The scammer, as it often goes, came from the inside. As Documented reported, Wu was a known figure who used his standing in the Brooklyn Chinatown community to gain the trust of the families, some of whom don’t speak a lot of English and were unfamiliar with the ins and outs of property law. One buyer told Documented that he had known Wu for seven years before he paid a $200,000 deposit. Another, Jianli Chen, said that “as a new immigrant from China, I don’t know the normal process of buying a property here.” He paid Wu $345,000. The residents won judgments against Wu for the deposits they paid, but it’s unlikely that they’ll see that money.

After a recent intervention from local lawmakers, their situation is still precarious, but a little less so. The Brooklyn Paper reported that the foreclosure auction, which could result in an eviction of the families from their homes, has been put on pause due to three of the former residents filing an involuntary-bankruptcy claim against Wu’s LLC that helped stall things.
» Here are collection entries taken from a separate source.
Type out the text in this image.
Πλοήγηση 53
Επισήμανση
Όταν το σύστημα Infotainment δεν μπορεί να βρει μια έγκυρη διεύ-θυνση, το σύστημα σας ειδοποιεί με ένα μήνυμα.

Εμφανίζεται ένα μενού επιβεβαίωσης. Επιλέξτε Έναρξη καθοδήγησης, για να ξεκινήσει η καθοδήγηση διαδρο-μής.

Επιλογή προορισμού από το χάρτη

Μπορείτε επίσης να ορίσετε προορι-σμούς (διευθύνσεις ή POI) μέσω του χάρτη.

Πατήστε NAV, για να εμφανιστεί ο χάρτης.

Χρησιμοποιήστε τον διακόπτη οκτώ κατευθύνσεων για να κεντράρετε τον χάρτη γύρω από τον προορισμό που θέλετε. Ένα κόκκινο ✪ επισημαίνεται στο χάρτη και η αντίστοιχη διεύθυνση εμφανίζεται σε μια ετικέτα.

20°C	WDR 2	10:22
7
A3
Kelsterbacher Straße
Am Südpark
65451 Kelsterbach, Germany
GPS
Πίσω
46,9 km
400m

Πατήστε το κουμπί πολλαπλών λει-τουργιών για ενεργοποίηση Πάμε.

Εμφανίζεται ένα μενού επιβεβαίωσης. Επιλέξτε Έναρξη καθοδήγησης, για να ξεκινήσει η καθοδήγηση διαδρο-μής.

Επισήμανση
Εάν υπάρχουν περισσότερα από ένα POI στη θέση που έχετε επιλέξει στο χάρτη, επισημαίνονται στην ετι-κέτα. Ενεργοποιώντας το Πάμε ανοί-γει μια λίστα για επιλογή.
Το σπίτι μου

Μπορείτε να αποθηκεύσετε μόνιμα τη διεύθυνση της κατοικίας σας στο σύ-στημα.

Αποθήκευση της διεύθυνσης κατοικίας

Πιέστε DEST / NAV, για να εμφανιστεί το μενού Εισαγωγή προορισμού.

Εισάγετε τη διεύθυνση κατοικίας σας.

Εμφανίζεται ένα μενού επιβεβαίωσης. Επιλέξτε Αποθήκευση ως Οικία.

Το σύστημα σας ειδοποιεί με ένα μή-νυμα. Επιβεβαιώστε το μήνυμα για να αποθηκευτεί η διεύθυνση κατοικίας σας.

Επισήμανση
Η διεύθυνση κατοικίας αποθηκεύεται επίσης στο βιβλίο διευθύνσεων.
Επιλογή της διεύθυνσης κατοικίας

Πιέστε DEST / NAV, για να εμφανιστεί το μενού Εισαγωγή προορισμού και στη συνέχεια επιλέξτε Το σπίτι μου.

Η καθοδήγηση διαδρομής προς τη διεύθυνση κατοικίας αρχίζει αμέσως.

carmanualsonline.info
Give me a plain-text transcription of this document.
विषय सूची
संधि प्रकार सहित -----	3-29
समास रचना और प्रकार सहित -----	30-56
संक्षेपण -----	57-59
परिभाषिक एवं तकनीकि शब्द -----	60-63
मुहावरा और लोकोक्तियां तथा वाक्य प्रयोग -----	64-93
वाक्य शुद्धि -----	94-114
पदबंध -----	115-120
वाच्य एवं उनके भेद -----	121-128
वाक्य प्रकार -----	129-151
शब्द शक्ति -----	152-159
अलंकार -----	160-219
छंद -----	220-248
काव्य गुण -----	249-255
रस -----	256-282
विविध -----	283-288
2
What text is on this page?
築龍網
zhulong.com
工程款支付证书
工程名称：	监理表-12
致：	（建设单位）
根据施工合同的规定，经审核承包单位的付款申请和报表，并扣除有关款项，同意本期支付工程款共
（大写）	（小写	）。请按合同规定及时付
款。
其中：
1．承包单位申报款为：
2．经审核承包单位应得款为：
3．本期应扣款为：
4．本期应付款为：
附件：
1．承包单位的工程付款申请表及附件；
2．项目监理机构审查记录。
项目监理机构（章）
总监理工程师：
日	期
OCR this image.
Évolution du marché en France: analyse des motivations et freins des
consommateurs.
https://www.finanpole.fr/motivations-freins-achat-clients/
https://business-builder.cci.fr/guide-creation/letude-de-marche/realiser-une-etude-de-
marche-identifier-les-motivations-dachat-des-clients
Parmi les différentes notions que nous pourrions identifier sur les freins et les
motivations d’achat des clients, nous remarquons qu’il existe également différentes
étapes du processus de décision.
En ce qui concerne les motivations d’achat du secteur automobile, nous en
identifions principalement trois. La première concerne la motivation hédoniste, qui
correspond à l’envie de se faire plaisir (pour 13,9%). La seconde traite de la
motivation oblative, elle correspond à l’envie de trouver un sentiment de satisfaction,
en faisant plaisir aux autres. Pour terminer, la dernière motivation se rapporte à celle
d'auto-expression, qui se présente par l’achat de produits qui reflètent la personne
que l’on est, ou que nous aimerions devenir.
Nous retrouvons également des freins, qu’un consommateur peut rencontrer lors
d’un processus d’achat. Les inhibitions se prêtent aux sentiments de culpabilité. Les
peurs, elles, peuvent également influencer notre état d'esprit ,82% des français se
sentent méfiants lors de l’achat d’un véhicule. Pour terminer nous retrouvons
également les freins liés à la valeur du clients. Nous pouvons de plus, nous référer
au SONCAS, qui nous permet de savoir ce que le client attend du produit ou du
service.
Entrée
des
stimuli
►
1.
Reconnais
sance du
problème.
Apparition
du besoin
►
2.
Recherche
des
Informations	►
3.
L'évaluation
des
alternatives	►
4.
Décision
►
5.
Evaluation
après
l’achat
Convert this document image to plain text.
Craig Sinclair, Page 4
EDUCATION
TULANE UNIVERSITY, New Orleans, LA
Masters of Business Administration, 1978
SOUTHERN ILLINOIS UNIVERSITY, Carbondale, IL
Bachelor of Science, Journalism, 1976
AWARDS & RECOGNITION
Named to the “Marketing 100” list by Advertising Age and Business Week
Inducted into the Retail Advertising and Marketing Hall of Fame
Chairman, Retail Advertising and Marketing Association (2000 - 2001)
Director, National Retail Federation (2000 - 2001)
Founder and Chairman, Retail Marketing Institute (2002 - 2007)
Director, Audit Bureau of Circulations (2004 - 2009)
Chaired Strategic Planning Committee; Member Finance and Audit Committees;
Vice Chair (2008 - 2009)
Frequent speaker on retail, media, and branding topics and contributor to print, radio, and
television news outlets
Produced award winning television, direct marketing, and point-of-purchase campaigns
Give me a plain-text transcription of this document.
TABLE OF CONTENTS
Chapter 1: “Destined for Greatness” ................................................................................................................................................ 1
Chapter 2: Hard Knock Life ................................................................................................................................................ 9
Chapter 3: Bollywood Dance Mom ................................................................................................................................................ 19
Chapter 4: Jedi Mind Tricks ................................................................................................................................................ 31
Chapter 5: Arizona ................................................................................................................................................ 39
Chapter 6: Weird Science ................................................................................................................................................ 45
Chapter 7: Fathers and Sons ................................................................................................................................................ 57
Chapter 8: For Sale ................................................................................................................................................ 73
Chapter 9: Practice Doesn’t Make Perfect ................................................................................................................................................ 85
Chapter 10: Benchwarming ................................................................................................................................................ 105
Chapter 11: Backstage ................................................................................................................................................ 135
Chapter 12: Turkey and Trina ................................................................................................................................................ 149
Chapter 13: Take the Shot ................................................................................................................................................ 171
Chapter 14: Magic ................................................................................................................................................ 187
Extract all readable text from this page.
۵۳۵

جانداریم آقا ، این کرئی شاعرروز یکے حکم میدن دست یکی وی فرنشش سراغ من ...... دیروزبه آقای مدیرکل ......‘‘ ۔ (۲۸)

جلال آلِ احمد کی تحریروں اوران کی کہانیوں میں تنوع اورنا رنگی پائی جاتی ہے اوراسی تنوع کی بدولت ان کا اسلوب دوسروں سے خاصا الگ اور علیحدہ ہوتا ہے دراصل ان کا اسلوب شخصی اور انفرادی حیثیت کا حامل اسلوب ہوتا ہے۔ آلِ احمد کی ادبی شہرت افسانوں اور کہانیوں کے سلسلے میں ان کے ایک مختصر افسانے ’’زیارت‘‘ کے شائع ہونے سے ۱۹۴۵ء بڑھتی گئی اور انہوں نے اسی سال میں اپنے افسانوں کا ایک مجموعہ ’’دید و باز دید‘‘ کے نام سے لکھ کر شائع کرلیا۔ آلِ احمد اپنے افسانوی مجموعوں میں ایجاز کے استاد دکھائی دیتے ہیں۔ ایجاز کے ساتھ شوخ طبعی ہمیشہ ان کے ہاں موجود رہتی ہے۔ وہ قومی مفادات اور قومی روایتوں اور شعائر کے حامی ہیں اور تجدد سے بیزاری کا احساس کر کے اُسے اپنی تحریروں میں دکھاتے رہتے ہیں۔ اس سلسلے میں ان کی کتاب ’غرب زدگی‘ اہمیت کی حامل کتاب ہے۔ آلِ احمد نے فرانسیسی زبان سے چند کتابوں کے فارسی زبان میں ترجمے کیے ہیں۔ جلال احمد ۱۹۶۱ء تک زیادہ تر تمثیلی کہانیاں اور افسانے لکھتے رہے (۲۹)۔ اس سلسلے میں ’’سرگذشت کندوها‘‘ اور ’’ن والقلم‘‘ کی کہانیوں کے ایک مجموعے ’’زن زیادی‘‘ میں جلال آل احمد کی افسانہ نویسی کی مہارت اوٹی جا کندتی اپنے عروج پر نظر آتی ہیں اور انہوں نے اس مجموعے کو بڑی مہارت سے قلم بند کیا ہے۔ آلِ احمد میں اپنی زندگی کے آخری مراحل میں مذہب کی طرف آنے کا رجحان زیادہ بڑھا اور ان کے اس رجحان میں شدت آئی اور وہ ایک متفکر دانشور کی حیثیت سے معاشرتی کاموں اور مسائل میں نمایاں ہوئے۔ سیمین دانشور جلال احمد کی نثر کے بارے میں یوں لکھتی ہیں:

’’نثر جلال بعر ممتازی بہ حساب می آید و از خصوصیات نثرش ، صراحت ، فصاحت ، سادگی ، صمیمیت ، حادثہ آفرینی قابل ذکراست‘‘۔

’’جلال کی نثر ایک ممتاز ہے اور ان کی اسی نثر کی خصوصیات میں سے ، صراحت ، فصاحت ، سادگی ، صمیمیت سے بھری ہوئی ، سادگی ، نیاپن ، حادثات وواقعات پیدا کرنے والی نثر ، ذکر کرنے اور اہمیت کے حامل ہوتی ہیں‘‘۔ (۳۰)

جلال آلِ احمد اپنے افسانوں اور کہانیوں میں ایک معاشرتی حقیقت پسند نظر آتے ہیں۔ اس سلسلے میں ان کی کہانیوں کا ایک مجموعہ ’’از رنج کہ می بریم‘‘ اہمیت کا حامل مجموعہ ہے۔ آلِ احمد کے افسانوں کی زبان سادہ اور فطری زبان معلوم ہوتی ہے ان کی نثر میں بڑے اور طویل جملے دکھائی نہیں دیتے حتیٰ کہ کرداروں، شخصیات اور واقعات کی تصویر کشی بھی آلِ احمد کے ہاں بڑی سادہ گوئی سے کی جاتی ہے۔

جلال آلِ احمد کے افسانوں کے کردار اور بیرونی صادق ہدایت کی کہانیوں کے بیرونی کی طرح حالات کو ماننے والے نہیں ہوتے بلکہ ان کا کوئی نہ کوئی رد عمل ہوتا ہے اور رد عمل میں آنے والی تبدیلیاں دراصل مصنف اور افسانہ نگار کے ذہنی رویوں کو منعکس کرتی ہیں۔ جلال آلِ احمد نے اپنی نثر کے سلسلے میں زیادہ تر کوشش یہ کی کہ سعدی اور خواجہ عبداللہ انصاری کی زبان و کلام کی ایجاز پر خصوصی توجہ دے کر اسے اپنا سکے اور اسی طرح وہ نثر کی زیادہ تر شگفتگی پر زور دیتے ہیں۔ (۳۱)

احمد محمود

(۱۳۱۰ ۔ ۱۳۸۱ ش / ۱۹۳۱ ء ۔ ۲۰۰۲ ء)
Edward Cuccia, the families’ lawyer, noted that the new mortgage holder has signaled a willingness to negotiate to keep the residents in their homes, which is good news. The families have bought themselves a little more time, but for now, they’re still out of millions. As Cuccia put it to The Brooklyn Paper: “He wore a nice suit, walked around, you trust him! You see a guy who built a building, you figure it’s real. Why would you suspect it’s not?”